BEFORE

Emptiness dwarfed the Wolfes as they gathered around their television. This feeling was crammed into all corners of the family room—withering the wildflowers in the coffee-table vase, livering the silver picture frames with black tarnish spots. Everywhere Felix looked, he was reminded of the absence, but it was the chair that haunted him the most. Its sagging mustard-colored upholstery had been Martin’s favorite place to read. How many evenings had his older brother sat there, leafing through an abridged version of Mein Kampf, trying to pretend he understood it?

Now it was a shrine. Empty for a reason none of the Wolfes talked about. The wool throw Martin had left crumpled there on the morning of the twins’ twelfth birthday was unmoved. Two years’ worth of dust fuzzed its sterling yarn.

There was a lot of dust in the Wolfe house these days. Drifts of it built up on shelves, settled on the pages of unopened books. Felix’s mother seemed not to see it. Then again, she wasn’t really looking. Most of her time was spent inside her bedroom, shades drawn. It was a rare morning that she got out of bed.

This was one of those rare mornings. Felix and Adele had both been excused from school to watch the New Germania rally. (A chance to watch the Führer speak, their headmaster explained, was far more important than class. It promoted national unity and raised morale.) Adele had wanted to use the free time to sneak off to the racetrack, but Felix decided that the Wolfe family could use a dose of unity and raised morale, so he persuaded his sister to watch the speech. He’d also urged his parents to join so they could watch as a family.

But even when they were all together, it wasn’t the same. His parents sat on the sofa, one cushion between them. His mother’s stare was on the television: glass meeting glass. His father’s skin was scarred with days’ worth of engine grease—over his knuckles, under his fingernails. Adele sat on the rug, her expression screwed tight in a way that meant she wanted to be somewhere else. Anywhere else.

Felix couldn’t blame her.

He didn’t quite know where to sit. Martin’s chair was off-limits, and the cushion between his parents held the same untouchable aura. In the end, he settled on the rug behind his twin sister, in front of the couch.

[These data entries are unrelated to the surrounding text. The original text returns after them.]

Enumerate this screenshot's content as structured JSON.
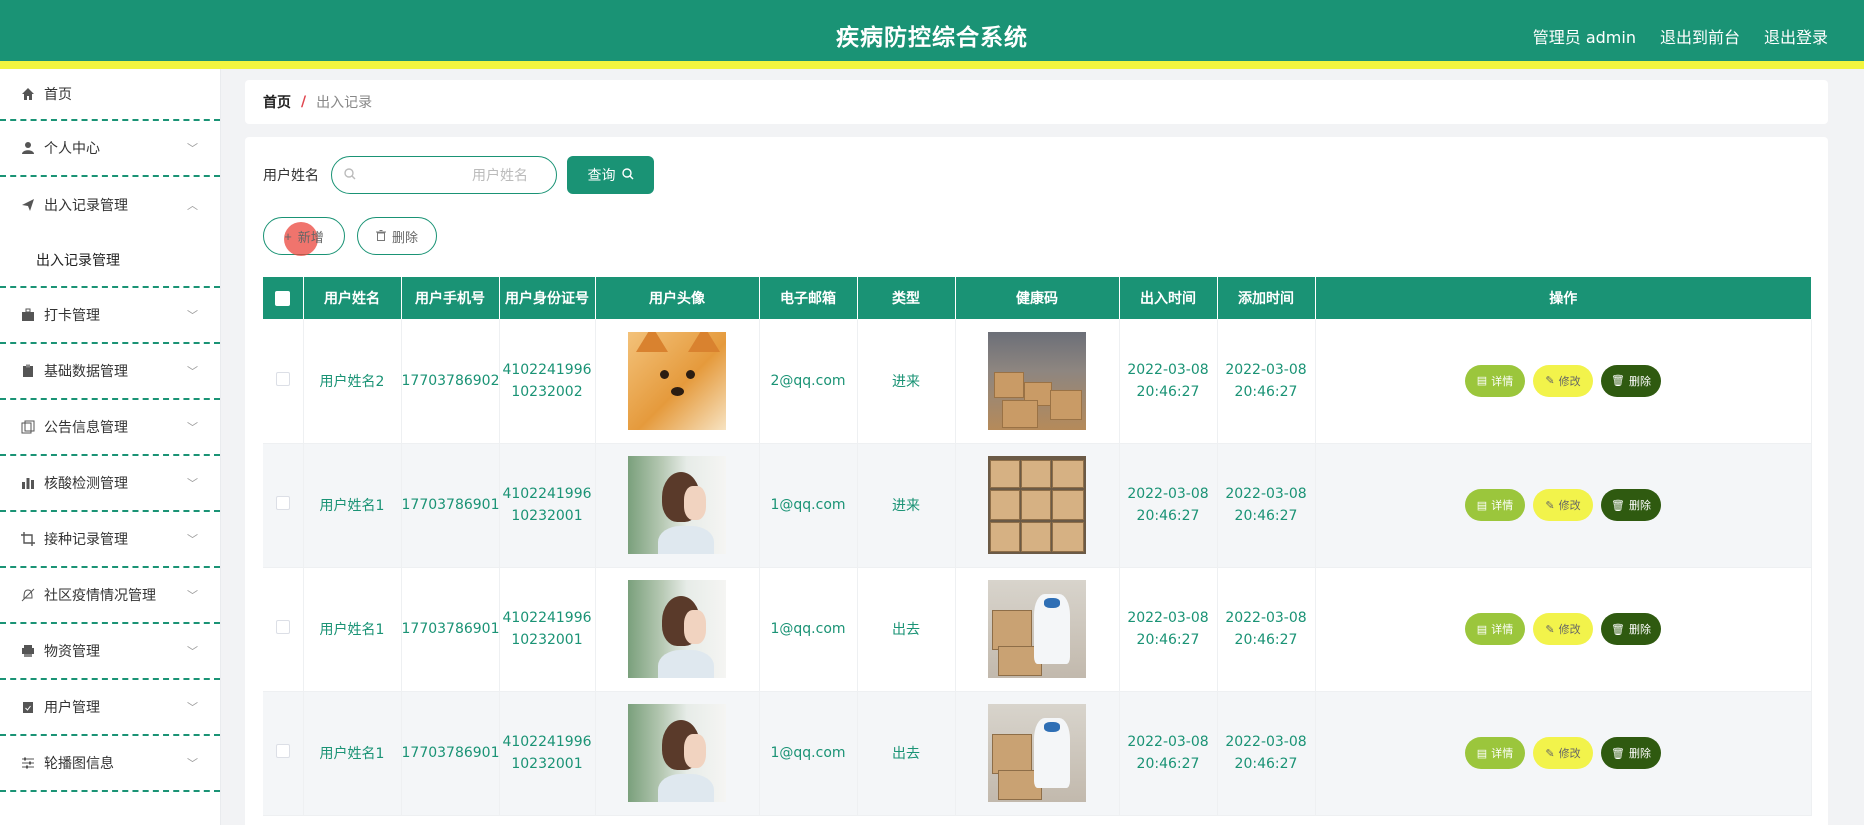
{
  "header": {
    "title": "疾病防控综合系统",
    "admin_label": "管理员 admin",
    "exit_front_label": "退出到前台",
    "logout_label": "退出登录"
  },
  "sidebar": {
    "items": [
      {
        "label": "首页",
        "icon": "home-icon"
      },
      {
        "label": "个人中心",
        "icon": "user-icon"
      },
      {
        "label": "出入记录管理",
        "icon": "send-icon",
        "expanded": true
      },
      {
        "label": "打卡管理",
        "icon": "briefcase-icon"
      },
      {
        "label": "基础数据管理",
        "icon": "clipboard-icon"
      },
      {
        "label": "公告信息管理",
        "icon": "copy-icon"
      },
      {
        "label": "核酸检测管理",
        "icon": "bar-chart-icon"
      },
      {
        "label": "接种记录管理",
        "icon": "crop-icon"
      },
      {
        "label": "社区疫情情况管理",
        "icon": "bell-off-icon"
      },
      {
        "label": "物资管理",
        "icon": "printer-icon"
      },
      {
        "label": "用户管理",
        "icon": "clipboard-check-icon"
      },
      {
        "label": "轮播图信息",
        "icon": "sliders-icon"
      }
    ],
    "submenu": {
      "label": "出入记录管理"
    }
  },
  "breadcrumb": {
    "home": "首页",
    "separator": "/",
    "current": "出入记录"
  },
  "search": {
    "label": "用户姓名",
    "placeholder": "用户姓名",
    "value": "",
    "query_button": "查询"
  },
  "actions": {
    "add_label": "新增",
    "delete_label": "删除"
  },
  "table": {
    "columns": [
      "用户姓名",
      "用户手机号",
      "用户身份证号",
      "用户头像",
      "电子邮箱",
      "类型",
      "健康码",
      "出入时间",
      "添加时间",
      "操作"
    ],
    "rows": [
      {
        "name": "用户姓名2",
        "phone": "17703786902",
        "id_card": "410224199610232002",
        "avatar": "shiba-dog-photo",
        "email": "2@qq.com",
        "type": "进来",
        "health_code": "warehouse-boxes-photo",
        "in_out_time": "2022-03-08 20:46:27",
        "add_time": "2022-03-08 20:46:27"
      },
      {
        "name": "用户姓名1",
        "phone": "17703786901",
        "id_card": "410224199610232001",
        "avatar": "girl-profile-photo",
        "email": "1@qq.com",
        "type": "进来",
        "health_code": "stacked-boxes-photo",
        "in_out_time": "2022-03-08 20:46:27",
        "add_time": "2022-03-08 20:46:27"
      },
      {
        "name": "用户姓名1",
        "phone": "17703786901",
        "id_card": "410224199610232001",
        "avatar": "girl-profile-photo",
        "email": "1@qq.com",
        "type": "出去",
        "health_code": "worker-protective-suit-photo",
        "in_out_time": "2022-03-08 20:46:27",
        "add_time": "2022-03-08 20:46:27"
      },
      {
        "name": "用户姓名1",
        "phone": "17703786901",
        "id_card": "410224199610232001",
        "avatar": "girl-profile-photo",
        "email": "1@qq.com",
        "type": "出去",
        "health_code": "worker-protective-suit-photo",
        "in_out_time": "2022-03-08 20:46:27",
        "add_time": "2022-03-08 20:46:27"
      }
    ],
    "row_actions": {
      "detail": "详情",
      "edit": "修改",
      "delete": "删除"
    }
  },
  "colors": {
    "primary": "#1a9375",
    "accent_strip": "#f2f53f",
    "detail_btn": "#9bc63c",
    "edit_btn": "#f2f34b",
    "delete_btn": "#2f5a10"
  }
}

None of them spoke as they watched the screen. The Führer had not yet appeared. A band was playing; the cameras switched back and forth between the musicians and the crowd. Frankfurt’s morning was drizzly outside the Wolfes’ windows, but Germania’s skies spread cloudless against the Reichssender lenses. Rows and rows of rally attendees were singing party anthems, faces lit with sunlight and fervor.

His mother’s foot started to move in time with the music, tapping Felix’s back. She began to hum, giving the song a skeleton frame. Papa started singing. He knew all the lyrics. His husky voice shifted through the dust, fleshing out his wife’s tune. Even Adele joined in after a few stanzas.

It wasn’t enough just to listen to his family’s chorus. Felix opened his mouth and did his part. The song took shape.

For the last time, the call to arms is sounded!

For the fight, we all stand prepared!

Already Hitler’s banners fly over all streets.

The time of bondage will last but a little while now!

There was still a space. But for a moment, Felix could make himself forget the silence of Martin’s full baritone, never again to join theirs. For a moment, he could stare at the screen’s light—at Germania’s new stones and smiling faces, at the brass band and banners—and feel no distance at all.